We want them to listen globally, for overall meaning and to reformulate what they heard. We are developing the ability to cope with rapid native speech. We are training them now to ignore the small insignificant words and focus only on the words that impart meaning.
Reconstruction of a Text – Dictogloss
The dictogloss can then lead to a speaking or writing activity. Students can listen again and take notes or they can work together to reconstruct what they heard first by discussing the passage together.
They might write out what they believe the main ideas were, noting key content words and reconstructing the meaning of the passage.
Further discussion or writing prompts can be given to extending communication on the same topic or students might be asked to share personal anecdotes related to a similar theme.

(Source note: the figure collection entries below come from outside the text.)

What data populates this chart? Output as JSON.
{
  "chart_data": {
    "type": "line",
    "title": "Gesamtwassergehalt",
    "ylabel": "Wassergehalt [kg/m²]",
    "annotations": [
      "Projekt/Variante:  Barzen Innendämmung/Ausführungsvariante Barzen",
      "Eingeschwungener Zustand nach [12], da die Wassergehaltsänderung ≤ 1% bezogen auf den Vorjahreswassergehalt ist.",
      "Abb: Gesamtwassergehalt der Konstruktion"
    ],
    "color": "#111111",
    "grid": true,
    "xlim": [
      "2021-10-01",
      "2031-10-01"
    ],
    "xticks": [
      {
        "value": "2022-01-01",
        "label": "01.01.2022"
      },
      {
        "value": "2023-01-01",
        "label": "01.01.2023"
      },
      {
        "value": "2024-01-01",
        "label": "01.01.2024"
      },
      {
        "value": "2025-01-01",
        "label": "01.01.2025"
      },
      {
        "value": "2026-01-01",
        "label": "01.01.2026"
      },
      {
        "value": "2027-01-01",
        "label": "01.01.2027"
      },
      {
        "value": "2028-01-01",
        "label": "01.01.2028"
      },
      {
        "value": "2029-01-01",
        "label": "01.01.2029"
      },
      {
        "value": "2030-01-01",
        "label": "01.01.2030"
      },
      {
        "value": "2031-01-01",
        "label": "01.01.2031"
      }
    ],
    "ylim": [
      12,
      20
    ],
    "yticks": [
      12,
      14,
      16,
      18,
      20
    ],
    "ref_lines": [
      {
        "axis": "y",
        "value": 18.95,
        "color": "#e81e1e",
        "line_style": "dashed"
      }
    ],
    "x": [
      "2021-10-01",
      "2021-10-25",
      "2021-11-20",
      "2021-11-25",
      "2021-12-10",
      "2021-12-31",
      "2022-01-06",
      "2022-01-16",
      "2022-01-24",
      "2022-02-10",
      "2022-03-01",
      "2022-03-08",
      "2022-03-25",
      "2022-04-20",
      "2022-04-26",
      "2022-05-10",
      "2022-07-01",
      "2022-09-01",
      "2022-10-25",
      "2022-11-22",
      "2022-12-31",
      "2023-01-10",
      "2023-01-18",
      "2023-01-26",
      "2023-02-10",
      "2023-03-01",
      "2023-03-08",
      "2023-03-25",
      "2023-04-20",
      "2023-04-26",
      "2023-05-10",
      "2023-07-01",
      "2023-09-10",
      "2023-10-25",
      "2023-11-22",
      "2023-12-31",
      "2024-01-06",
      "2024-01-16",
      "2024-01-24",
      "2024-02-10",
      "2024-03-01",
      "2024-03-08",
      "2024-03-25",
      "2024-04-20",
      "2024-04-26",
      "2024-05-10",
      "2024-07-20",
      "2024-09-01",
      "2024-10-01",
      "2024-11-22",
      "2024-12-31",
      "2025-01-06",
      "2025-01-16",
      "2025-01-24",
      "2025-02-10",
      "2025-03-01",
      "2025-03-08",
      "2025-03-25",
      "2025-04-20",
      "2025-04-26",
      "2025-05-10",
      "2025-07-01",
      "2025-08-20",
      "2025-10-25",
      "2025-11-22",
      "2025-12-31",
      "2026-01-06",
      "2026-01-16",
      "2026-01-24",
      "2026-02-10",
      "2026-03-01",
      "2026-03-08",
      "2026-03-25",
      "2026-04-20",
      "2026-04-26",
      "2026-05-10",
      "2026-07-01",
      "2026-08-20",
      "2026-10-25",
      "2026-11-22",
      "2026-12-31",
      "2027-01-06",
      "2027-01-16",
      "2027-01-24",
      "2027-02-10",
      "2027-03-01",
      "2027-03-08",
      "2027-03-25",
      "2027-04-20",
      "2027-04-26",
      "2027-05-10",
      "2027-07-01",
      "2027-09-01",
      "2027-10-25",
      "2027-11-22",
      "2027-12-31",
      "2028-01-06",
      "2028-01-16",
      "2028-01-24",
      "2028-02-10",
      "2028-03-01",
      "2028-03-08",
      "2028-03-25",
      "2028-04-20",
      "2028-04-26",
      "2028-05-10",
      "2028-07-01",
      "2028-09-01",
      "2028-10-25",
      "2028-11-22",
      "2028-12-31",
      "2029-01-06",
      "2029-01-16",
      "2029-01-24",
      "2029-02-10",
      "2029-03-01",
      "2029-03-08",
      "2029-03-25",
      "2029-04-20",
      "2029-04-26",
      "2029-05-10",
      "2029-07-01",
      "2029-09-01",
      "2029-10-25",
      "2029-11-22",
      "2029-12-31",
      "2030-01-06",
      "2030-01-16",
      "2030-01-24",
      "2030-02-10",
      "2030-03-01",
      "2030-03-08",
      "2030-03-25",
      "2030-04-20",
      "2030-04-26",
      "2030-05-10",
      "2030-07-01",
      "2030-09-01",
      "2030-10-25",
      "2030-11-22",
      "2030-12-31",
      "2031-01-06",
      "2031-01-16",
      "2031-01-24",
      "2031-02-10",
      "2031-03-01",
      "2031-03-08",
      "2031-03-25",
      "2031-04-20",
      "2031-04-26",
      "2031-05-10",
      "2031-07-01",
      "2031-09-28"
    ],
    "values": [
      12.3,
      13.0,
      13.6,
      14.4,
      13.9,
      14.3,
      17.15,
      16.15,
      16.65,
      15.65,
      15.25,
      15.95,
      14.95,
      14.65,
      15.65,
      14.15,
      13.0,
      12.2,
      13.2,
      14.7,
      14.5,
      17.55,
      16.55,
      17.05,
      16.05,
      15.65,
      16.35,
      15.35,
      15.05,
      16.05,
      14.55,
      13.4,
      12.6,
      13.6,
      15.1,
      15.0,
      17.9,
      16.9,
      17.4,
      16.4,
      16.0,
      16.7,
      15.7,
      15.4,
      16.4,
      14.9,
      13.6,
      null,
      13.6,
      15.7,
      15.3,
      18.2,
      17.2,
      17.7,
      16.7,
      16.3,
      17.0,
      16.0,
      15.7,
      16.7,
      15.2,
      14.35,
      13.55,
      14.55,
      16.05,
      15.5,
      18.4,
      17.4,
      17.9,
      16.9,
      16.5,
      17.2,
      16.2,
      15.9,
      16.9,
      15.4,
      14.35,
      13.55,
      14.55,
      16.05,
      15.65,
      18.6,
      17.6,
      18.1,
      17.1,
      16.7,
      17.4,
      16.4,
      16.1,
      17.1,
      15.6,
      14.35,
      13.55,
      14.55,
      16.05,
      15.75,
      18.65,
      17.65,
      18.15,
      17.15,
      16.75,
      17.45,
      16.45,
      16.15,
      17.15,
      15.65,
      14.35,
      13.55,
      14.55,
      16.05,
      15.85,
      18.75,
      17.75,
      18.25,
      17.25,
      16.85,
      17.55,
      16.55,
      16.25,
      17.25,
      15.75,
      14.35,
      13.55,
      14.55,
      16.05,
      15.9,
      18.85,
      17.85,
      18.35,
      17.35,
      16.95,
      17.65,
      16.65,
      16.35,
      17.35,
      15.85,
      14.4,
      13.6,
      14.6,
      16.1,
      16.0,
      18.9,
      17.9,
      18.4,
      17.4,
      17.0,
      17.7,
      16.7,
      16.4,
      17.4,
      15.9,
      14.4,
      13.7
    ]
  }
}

Incorporating a Grammatical Focus – Dictogloss
A dictogloss can also be used to introduce or review a grammatical form and function. After the initial “pens down” listening to a passage that incorporates a specific grammatical feature, we can give students guided questions that relate to that target grammatical form and function.
When working together in pairs or small groups, we ask them to reformulate specific constructions and work out the grammar without the grammar being taught to them. The form might not be exact and they may well use other forms to express the same function.
They will be teaching themselves through experimentation that different forms can be used to express the same function.